I know enough SQL to perform basic data wrangling, but when it comes to more advanced queries, I still have a lot to learn. At work today, I ran into the following problem. It took a bit of time to piece together a solution using T-SQL RANK(), so I am documenting it for posterity (mostly so I can refer to it when I undoubtedly forget how to do this in the future). I am happy to entertain suggestions for improvement.
Requirement
My team is developing a retail pricing application. When price changes are processed at corporate and sent to the stores, the application archives the records in a processed table (SQL Server). We need a reporting solution that shows the application users all prices that are currently active at the stores.

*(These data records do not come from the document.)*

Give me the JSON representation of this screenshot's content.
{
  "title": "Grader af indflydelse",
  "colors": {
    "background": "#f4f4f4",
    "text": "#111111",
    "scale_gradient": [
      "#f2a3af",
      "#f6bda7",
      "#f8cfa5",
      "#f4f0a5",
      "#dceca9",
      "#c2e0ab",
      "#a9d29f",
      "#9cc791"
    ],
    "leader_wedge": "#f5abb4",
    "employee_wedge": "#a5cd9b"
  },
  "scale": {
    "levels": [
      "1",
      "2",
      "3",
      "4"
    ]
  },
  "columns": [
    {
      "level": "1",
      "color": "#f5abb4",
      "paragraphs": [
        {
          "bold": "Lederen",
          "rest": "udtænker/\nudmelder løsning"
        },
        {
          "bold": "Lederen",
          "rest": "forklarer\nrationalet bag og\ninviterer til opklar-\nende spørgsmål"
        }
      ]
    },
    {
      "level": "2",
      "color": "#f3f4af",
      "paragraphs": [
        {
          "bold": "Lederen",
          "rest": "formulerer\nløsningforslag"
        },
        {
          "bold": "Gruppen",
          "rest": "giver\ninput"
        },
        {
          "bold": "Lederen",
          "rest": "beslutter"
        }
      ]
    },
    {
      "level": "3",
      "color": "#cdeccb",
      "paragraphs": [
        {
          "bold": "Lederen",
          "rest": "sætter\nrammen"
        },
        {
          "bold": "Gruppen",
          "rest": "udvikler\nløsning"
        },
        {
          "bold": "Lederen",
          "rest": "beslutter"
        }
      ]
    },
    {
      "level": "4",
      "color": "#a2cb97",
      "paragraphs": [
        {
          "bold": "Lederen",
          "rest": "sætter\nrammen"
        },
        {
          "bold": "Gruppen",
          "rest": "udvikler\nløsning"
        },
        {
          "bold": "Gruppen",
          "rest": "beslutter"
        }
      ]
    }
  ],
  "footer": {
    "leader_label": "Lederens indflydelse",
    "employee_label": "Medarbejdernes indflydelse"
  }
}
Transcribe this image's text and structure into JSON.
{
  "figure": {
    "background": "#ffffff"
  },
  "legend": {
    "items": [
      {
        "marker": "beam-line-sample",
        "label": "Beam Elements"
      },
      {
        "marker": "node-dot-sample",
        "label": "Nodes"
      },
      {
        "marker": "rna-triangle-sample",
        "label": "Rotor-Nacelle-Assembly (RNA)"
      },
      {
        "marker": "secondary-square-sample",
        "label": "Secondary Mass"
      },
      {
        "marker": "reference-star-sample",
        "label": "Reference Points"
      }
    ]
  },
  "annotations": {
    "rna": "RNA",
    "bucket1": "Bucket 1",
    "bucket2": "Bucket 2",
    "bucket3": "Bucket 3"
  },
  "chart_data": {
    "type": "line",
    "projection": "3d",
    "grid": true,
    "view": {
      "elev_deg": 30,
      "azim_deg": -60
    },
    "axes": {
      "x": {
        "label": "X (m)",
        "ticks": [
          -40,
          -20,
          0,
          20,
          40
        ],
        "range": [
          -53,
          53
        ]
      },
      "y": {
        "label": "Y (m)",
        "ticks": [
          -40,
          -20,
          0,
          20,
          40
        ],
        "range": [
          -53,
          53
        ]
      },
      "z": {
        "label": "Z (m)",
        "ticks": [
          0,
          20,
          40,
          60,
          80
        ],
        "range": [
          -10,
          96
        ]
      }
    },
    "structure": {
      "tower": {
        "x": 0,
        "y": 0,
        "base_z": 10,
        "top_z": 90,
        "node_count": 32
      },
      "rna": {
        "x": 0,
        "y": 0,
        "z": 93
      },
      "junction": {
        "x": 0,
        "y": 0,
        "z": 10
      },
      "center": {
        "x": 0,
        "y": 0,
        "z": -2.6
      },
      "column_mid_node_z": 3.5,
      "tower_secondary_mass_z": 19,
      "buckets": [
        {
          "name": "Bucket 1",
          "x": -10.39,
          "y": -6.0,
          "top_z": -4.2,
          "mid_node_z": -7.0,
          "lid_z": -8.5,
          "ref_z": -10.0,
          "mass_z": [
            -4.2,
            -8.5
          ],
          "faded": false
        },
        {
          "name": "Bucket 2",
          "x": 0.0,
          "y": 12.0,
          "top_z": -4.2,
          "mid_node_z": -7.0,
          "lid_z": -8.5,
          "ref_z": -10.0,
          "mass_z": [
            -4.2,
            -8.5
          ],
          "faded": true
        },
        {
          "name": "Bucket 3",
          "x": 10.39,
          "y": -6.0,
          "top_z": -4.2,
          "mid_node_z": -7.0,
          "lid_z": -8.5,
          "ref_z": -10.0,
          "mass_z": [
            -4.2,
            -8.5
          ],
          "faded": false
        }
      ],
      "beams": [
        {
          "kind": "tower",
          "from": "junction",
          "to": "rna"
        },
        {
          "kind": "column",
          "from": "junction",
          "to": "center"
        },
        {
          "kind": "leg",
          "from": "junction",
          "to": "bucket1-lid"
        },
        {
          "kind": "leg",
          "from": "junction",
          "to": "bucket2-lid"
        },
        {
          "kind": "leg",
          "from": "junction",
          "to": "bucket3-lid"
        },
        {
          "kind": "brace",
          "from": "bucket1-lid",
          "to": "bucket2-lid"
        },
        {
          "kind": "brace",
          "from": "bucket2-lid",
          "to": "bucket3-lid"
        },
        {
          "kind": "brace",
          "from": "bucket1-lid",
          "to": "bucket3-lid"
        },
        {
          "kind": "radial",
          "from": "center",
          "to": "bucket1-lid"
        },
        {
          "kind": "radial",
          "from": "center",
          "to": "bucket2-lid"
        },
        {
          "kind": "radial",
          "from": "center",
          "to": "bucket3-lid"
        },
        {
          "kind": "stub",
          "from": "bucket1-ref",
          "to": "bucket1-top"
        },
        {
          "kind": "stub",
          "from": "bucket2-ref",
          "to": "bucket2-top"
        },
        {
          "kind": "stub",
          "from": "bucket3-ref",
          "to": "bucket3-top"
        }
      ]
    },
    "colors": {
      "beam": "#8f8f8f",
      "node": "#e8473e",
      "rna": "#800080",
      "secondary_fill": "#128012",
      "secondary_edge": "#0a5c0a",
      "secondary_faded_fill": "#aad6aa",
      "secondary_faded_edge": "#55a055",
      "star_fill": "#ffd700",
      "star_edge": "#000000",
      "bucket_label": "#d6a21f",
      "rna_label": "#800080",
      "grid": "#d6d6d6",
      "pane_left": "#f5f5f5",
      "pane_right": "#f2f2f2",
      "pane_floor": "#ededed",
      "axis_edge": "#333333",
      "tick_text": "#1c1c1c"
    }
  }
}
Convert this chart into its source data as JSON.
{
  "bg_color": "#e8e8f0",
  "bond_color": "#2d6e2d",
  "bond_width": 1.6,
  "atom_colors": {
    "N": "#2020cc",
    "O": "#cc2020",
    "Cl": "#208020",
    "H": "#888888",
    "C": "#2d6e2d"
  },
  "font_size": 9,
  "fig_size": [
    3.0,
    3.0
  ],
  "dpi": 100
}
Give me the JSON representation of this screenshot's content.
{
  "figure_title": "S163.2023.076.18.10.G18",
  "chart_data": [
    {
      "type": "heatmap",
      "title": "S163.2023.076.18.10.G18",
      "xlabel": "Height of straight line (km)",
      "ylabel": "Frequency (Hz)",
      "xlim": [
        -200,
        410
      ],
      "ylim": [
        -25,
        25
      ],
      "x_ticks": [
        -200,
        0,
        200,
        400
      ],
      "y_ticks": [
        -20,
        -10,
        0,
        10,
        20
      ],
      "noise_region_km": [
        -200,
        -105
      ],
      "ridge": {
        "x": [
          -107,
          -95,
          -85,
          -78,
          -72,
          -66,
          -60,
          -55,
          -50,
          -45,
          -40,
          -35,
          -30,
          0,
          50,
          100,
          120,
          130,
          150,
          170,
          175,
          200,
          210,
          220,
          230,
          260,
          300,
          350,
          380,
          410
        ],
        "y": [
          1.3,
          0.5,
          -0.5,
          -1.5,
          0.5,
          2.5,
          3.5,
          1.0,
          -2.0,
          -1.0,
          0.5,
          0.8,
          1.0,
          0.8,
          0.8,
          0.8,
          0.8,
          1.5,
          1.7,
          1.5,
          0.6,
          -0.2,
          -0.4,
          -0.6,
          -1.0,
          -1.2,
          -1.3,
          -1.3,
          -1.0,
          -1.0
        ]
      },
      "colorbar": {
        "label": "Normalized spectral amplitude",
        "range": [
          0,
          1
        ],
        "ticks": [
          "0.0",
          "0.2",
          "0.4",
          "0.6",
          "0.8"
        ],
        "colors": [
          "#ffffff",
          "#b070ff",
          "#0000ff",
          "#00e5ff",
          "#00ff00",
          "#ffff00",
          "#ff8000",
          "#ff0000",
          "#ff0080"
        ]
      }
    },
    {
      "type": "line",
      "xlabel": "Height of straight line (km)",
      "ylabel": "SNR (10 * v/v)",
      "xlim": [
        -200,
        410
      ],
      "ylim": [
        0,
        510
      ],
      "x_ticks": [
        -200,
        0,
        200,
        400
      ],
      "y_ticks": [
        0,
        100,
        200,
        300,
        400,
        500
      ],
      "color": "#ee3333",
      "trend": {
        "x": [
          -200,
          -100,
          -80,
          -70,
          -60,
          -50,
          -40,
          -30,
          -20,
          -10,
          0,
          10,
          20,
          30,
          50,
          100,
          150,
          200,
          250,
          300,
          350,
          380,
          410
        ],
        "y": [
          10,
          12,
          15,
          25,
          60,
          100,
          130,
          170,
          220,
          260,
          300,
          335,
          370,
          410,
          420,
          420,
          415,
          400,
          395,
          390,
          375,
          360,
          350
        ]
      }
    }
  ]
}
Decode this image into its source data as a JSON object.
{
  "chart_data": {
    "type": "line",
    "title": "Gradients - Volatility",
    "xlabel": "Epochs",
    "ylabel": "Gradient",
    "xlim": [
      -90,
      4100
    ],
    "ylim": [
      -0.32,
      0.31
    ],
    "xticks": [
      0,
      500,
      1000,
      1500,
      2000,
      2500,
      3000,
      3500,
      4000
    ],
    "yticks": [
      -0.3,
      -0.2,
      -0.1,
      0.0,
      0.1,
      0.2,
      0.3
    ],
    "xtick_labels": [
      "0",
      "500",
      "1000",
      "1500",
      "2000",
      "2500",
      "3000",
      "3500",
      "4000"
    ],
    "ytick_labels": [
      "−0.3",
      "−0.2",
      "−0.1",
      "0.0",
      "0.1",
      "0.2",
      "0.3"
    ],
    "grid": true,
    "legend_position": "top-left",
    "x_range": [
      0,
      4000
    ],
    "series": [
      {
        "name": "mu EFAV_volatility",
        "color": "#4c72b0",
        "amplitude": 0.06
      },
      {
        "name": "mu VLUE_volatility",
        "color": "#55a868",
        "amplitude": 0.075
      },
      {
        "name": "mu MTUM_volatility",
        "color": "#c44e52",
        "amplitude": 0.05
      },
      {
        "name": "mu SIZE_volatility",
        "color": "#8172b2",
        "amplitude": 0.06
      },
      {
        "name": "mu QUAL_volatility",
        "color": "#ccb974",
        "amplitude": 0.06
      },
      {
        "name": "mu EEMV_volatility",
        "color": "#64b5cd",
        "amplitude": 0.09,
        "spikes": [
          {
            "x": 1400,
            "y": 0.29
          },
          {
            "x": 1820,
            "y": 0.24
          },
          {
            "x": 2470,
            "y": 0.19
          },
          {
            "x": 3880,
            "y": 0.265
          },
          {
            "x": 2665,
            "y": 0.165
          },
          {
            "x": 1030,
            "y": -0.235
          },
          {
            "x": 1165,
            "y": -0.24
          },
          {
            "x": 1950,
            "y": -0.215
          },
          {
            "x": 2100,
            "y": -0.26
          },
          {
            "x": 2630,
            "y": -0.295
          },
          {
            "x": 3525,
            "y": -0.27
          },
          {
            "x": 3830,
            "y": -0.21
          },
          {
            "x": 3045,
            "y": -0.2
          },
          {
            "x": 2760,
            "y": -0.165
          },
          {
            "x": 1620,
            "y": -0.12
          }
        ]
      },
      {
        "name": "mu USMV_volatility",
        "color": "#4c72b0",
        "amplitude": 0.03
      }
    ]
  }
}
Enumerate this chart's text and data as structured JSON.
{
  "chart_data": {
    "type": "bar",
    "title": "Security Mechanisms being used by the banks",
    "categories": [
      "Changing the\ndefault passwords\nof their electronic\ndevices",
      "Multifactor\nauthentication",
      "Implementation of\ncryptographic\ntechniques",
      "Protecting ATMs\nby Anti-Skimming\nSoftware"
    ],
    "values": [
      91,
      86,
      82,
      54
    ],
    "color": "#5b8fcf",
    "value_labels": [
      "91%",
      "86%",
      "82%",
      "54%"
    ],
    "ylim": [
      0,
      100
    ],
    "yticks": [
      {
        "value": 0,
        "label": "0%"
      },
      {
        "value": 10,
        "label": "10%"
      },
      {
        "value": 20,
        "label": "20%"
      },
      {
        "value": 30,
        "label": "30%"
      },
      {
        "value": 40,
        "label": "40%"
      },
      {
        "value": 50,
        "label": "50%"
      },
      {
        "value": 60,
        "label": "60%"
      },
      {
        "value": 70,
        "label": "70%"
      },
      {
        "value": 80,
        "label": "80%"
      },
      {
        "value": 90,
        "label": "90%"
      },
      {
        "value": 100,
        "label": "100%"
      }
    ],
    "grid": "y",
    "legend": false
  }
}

To do this, I needed to create a view selecting the most recent (yet not exceeding the current DateTime) records for each distinct Group/Store/Vendor/SKU combination in the processed table.
A Solution
Transact-SQL’s RANK() function…
Returns the rank of each row within the partition of a result set. The rank of a row is one plus the number of ranks that come before the row in question.
— MSDN
By passing in the four columns that I am using as a kind of composite key for the desired result set as the values for PARTITION BY, I can select only the records with the most recent EffectiveDate for each given unique 4-column combination.
The only other gotcha in my scenario is that EffectiveDate could potentially be in the future, in which case I should return the most recent EffectiveDate that is not in the future. I handled this with a simple WHERE clause.
The View Query
SELECT Id, Group, Store, Vendor, Sku, Price, EffectiveDate FROM ( SELECT P.Id, P.Group, P.Store, P.Vendor, P.Sku, P.Price, P.EffectiveDate, RANK() OVER(PARTITION BY P.Group, P.Store, P.Vendor, P.Sku ORDER BY P.EffectiveDate DESC) AS RecencyRank FROM dbo.Prices AS P WITH (NOLOCK) WHERE P.EffectiveDate <= GETDATE() ) AS NonFutureAndRecencyRanked WHERE RecencyRank = 1;
Schema modified to protect intellectual property.